Montés à bord d’un char, Javier Milei et Victoria Villarruel jubilent. Séparés par une mitrailleuse, le président argentin d’extrême droite et sa vice-présidente se tiennent la main et saluent la foule, hilares, tandis que le blindé s’avance sur l’immense avenida del Libertador, à Buenos Aires.
Ce mardi 9 juillet, jour de l’indépendance du pays, et pendant plus de deux heures, 7 000 soldats et 70 véhicules ont parcouru la large avenue arborée, survolée par 62 avions de chasse et hélicoptères, sous les cris de « vive la patrie ! » des centaines de milliers de personnes venues braver le froid en cet hiver austral.

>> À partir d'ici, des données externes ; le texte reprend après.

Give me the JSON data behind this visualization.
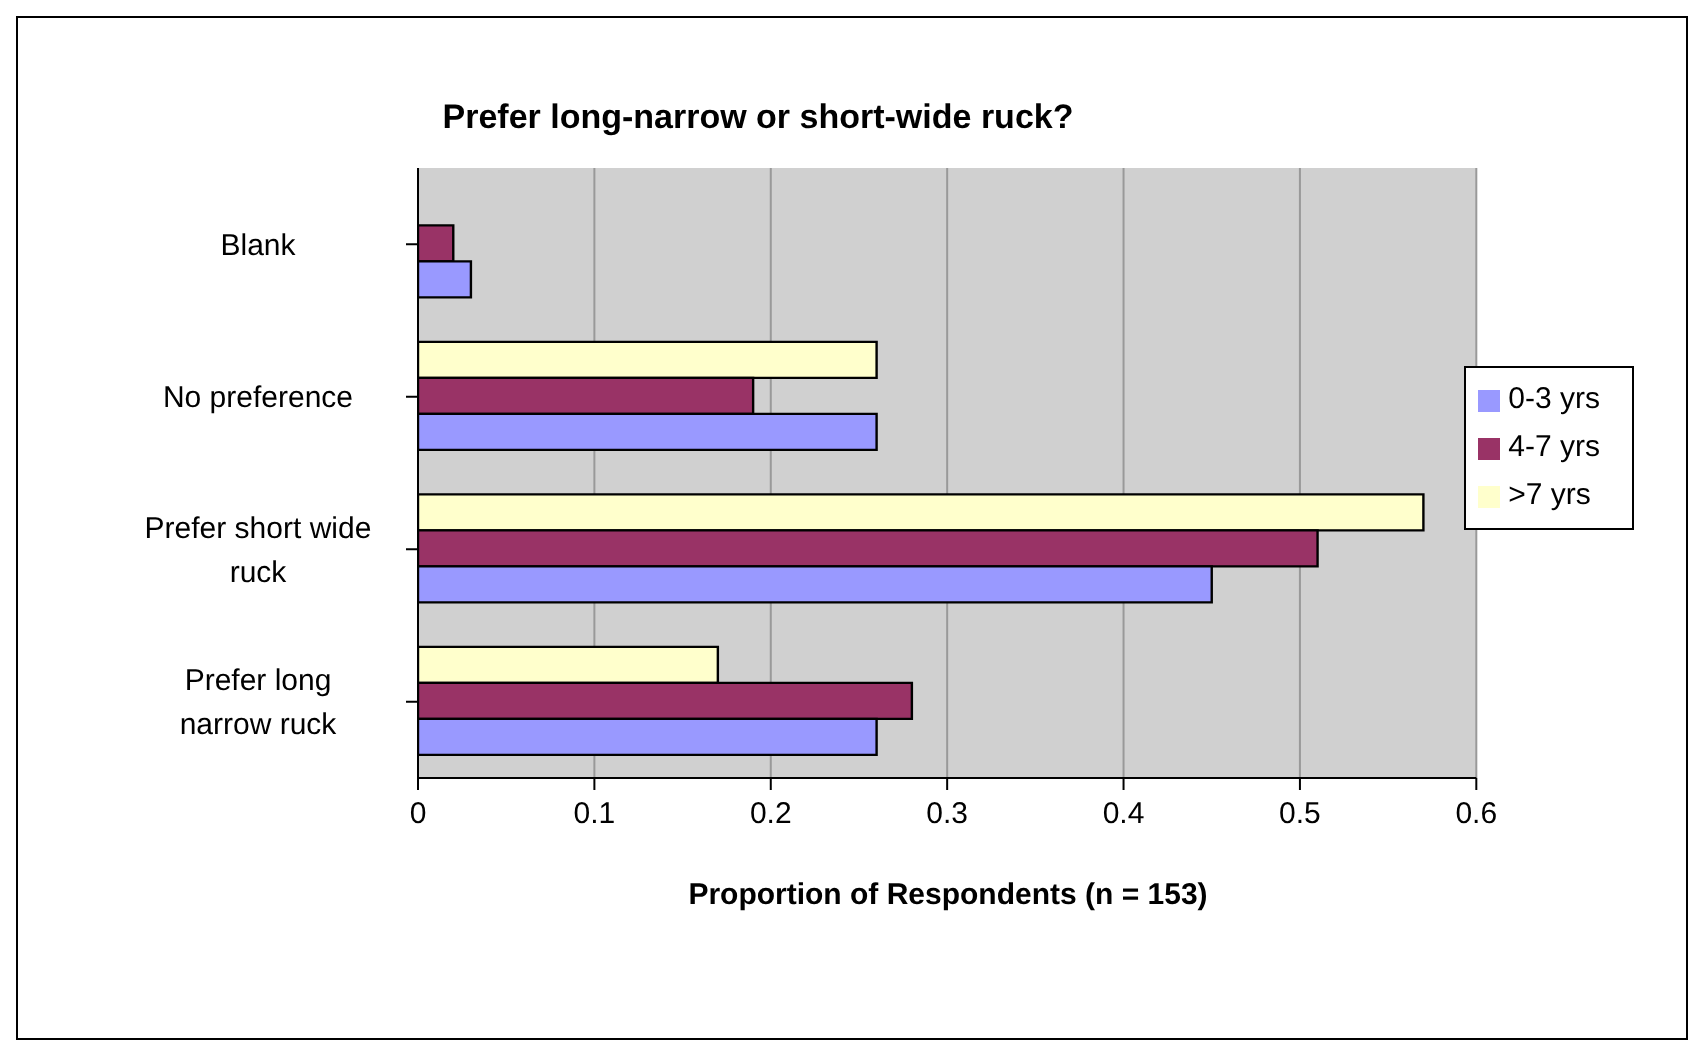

Excepté sous le gouvernement de Mauricio Macri (droite, 2015-2019), la tradition du défilé militaire avait été abandonnée pendant les mandats péronistes (centre gauche) de ces deux dernières décennies, au profit de grandes célébrations populaires. « Quel plaisir de voir un acte patriotique avec des fanfares militaires, des grenadiers, l’armée de terre, l’armée de l’air et les héros de la guerre des Malouines, a tweeté Agustin Romo, député du parti du président, La Libertad Avanza. Nous laissons enfin derrière nous les défilés de travestis communistes et drogués. »
Sur le char, bras levés, Javier Milei a des raisons d’exulter. Quelques heures plus tôt, à 1 200 kilomètres de là, à San Miguel de Tucuman, capitale de la province du même nom, il posait aux côtés de dix-huit des vingt-quatre gouverneurs du pays, tous de l’opposition, qui venaient de signer son « pacte de mai », un document en dix points destiné à « remettre [le peuple argentin] sur le chemin du développement et de la prospérité ».
Contre toute attente, le président a réussi à obtenir ce qu’il attendait depuis des mois : l’adhésion des gouverneurs à son projet. Formant une haie d’honneur de part et d’autre du chef de l’Etat, dans la Maison historique de Tucuman, où a été signée l’indépendance le 9 juillet 1816, les dix-huit hommes ont, tour à tour, ratifié le document dans une mise en scène soignée. « Le gouvernement veut montrer de manière surjouée son idée de refondation du pays, avec des symboles forts comme le “pacte de mai” ou le défilé militaire, explique Pablo Ortemberg, historien du Conseil national de recherches scientifiques et techniques et professeur à l’université nationale de San Martin. Il dit haïr l’Etat et vouloir le détruire, mais il est amoureux des symboles de l’Etat. »
Javier Milei avait espéré que le texte soit signé le 25 mai, une autre fête nationale argentine – d’où le nom de l’accord. Il aura finalement dû attendre deux mois d’âpres négociations. « Nous annonçons le début d’un nouvel ordre pour notre pays », a-t-il déclaré, triomphant, lors d’un discours prononcé peu après minuit.